Возможно, он потому и оставался в приорате, что на ферме его ждала абсолютная нищета.
Немец был убежденным атеистом и не скрывал своего презрения к деятельности тех, кто его приютил. Однажды я попытался указать, как ему крупно повезло, что у некоторых еще сохраняются такие благородные убеждения, – монахини, к примеру, весь прошлый год выхаживали его после тяжелой болезни; но он возразил: «Нет, это все пустое. Религия нужна разве что малым детям», а когда речь зашла об ожидании нового приора, добавил: «Не сомневайтесь, это лишь очередная ступень в его карьере».

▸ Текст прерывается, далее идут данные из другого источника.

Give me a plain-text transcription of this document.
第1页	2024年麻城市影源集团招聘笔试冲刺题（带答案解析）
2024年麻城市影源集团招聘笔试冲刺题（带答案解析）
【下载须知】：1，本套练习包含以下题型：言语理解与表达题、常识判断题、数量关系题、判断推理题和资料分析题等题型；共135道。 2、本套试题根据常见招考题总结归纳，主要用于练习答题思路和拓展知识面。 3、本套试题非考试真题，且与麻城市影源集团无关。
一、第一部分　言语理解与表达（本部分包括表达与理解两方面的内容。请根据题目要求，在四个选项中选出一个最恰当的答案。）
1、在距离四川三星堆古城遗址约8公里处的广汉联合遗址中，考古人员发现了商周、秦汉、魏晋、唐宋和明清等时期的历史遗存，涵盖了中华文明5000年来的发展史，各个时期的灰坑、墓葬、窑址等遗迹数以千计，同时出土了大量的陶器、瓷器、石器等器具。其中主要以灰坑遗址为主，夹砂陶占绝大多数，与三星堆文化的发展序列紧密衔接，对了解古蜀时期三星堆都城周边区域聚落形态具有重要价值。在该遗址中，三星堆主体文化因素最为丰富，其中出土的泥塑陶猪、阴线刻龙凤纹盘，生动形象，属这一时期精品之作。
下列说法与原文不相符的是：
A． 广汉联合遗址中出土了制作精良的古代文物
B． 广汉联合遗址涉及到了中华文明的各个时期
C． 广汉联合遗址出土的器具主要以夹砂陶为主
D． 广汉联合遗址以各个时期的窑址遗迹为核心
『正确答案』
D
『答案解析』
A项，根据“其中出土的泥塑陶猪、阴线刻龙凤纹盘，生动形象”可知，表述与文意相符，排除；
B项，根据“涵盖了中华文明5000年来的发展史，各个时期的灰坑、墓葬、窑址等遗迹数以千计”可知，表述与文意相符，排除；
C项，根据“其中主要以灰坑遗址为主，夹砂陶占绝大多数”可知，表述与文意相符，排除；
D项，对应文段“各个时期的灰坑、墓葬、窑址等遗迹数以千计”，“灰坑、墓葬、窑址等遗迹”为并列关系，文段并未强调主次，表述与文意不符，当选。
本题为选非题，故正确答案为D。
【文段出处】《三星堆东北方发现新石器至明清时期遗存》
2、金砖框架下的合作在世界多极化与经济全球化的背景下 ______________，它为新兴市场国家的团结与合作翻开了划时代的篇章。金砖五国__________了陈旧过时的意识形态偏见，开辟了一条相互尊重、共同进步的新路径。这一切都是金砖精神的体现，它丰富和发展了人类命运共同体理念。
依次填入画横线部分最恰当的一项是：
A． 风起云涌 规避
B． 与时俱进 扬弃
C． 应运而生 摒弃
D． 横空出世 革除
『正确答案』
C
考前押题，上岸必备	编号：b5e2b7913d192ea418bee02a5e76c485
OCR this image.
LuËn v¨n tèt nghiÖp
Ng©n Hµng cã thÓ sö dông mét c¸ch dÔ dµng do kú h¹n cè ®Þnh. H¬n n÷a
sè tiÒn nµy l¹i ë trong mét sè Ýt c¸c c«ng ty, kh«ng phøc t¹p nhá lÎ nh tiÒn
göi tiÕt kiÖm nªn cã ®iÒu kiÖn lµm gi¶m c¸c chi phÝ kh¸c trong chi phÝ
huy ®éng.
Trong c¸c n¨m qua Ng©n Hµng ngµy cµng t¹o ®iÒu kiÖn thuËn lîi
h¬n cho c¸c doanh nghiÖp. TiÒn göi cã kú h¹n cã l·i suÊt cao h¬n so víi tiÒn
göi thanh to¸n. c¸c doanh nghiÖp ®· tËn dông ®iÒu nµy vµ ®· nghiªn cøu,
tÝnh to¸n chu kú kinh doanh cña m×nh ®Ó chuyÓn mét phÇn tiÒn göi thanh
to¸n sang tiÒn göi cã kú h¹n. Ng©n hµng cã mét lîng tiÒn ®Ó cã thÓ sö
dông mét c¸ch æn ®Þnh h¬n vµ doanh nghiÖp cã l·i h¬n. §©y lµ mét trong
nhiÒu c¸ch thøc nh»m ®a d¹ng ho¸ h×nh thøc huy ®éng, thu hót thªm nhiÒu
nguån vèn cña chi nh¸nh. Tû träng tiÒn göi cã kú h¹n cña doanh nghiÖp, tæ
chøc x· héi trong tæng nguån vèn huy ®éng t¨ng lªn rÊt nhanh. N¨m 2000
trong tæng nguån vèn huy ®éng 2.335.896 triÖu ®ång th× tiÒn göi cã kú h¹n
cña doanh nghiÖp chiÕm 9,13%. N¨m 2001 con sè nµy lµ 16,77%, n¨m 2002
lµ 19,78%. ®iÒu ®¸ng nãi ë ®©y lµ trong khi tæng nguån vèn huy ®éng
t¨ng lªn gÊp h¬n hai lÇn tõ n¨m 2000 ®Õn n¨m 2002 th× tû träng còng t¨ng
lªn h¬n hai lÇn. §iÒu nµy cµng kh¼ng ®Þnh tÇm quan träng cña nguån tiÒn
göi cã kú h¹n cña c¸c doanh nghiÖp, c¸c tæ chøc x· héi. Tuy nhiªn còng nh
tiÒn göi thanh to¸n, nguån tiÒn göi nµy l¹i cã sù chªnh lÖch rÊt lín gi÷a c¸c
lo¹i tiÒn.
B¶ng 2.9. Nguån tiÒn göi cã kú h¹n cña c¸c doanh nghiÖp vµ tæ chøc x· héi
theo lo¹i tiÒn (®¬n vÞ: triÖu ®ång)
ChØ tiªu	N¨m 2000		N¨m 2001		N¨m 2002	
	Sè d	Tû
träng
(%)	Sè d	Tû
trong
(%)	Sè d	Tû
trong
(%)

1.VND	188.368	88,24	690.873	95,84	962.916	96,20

Выглядел немец чрезвычайно странно: несмотря на свою образцовую выправку пехотинца, он как-то нелепо приволакивал ноги в растоптанных сандалиях. Ходил он всегда в залоснившемся, изношенном костюме из голубой саржи, повязав узкий черный галстук на мятую манишку и надев соломенную шляпу-канотье. Из-под брюк выглядывали голые лодыжки, а сандалии всегда были собственного изготовления. Выходя на улицу, он непременно брал с собой смехотворную тросточку черного дерева с покореженным серебряным набалдашником. Почти каждый вечер мы вместе наведывались в кафе, однако немец редко соглашался со мной выпить, на первых порах говорил, что пиво признает только со льда, но впоследствии до меня дошла истинная причина: выпивка была ему не по карману, поэтому он не принимал любезностей, на которые не мог ответить тем же; тогда я, чтобы не задевать его самолюбие, стал всякий раз придумывать, за что нам просто грех не выпить: за скорейшее прибытие лодки, за здоровье отца Алкуина, за мой день рождения – тогда у немца замечательно шло теплое пиво и любая последующая шутка вызывала радостный смех.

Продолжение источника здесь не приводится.